# Chapter 3 - Section 3.4 - The Derivative as a Rate of Change - Exercises - Page 146: 27

a) $dy/dt=-1+\frac{t}{12}(m/h)$ b) The fluid level was falling the fastest at $t=0h$, or the start of the draining, when $dy/dt=-1m/h$ It was falling the slowest at $t=12h$, or the end of the draining, when $dy/dt=0m/h$ c) See down for explanations. $$y=6\Big(1-\frac{t}{12}\Big)^2m$$ a) First, we need to rewrite the formula of $y$: $$y=6\Big(1-\frac{t}{12}\Big)^2=6\Big(1-\frac{t}{6}+\frac{t^2}{144}\Big)=6-t+\frac{t^2}{24}$$ Find $dy/dt$: $$\frac{dy}{dt}=\Big(6-t+\frac{t^2}{24}\Big)'=-1+\frac{t}{12}(m/h)$$ $(t\in[0,12])$ b) Here we know that the tank is completely drained after $12$ hours, so we limit $t$ to the interval $[0,12]$, which means that $$0\le t\le12$$ $$-1\le\frac{dy}{dt}=\frac{t}{12}-1\le0$$ This means $\min(dy/dt)=-1$ when $t=0$ and $\max(dy/dt)=0$ when $t=12$. Fixing the new found information into the speed of falling of the fluid level, we have - The fluid level was falling the fastest at $t=0h$, or the start of the draining, when $dy/dt=-1m/h$, but the speed of falling is $|dy/dt|=1m/h$. - The fluid level was falling the slowest at $t=12h$, or the end of the draining, when $dy/dt=0m/h$, or basically there is no more water to drain. c) The graphs are enclosed below.
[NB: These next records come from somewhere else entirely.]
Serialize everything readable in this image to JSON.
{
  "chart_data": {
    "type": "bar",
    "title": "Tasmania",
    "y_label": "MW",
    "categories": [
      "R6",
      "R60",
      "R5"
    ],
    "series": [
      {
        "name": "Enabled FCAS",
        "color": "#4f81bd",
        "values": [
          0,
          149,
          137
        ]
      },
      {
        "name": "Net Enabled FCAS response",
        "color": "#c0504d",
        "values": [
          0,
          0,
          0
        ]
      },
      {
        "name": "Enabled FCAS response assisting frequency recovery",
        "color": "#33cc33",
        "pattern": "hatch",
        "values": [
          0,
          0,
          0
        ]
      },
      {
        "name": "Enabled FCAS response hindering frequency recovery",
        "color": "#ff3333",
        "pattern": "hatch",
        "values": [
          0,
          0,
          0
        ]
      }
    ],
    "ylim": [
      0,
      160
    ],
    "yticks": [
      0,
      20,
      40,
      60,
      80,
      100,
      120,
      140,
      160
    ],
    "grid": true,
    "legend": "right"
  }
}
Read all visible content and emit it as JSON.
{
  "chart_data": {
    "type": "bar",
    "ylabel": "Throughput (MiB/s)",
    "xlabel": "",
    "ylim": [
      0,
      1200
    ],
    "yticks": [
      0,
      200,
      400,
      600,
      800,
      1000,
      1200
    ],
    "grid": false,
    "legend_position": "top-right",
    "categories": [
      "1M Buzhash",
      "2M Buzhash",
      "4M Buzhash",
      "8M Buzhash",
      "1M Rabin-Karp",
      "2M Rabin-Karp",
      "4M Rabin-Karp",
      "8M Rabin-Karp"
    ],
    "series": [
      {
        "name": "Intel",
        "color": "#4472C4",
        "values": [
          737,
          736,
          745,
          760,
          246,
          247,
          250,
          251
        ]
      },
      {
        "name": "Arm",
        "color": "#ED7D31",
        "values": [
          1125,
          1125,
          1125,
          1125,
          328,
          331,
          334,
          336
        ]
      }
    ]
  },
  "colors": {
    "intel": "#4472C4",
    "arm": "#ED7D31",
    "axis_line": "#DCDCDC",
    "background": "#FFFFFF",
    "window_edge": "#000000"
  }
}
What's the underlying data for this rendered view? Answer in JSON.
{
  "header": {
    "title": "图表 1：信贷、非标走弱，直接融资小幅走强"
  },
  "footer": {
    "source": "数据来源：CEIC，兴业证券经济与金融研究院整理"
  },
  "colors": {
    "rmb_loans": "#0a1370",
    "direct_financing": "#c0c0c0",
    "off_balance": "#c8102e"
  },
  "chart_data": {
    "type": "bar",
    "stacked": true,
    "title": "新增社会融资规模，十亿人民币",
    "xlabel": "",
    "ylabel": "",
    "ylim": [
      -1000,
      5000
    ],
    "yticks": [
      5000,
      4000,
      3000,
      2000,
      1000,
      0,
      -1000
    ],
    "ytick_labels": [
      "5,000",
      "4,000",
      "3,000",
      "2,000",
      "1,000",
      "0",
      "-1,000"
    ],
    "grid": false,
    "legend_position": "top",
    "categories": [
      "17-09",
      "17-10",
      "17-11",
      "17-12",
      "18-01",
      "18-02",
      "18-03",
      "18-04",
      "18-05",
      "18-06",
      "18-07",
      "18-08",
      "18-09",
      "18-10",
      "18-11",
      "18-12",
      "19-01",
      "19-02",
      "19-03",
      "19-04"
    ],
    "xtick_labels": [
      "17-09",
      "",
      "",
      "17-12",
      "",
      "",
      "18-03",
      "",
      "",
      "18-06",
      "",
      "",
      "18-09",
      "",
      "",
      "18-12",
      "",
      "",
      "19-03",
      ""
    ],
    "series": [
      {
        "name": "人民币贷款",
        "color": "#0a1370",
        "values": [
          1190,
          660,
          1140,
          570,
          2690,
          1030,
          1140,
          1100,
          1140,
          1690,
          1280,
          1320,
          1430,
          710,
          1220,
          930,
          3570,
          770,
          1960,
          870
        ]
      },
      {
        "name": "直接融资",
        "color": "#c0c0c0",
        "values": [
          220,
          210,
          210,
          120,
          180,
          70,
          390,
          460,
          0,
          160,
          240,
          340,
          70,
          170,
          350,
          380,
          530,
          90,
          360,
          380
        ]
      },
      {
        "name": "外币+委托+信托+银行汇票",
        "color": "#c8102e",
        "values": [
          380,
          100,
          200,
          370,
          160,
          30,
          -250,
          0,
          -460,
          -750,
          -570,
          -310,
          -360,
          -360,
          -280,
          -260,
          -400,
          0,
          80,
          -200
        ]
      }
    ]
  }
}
The graph of $dy/dt$ (blue line) is negative all in the interval $[0,12]$, and this corresponds to the fact that the graph of $y$ (red line) decreases continuously throughout this whole interval, an understandable fact since $y$ represents the fluid level of a tank being drained. However, we see the movement trend of $dy/dt$ is upward, and this fact is represented in the graph of $y$ as the steepness of decrease of $y$ gets less and less as $t\to12$ before almost lying flat to reach $0$ at $t=12$. As the fluid level went down, the speed of drainage became slower and slower and stopped after $12$ hours when the drainage finished.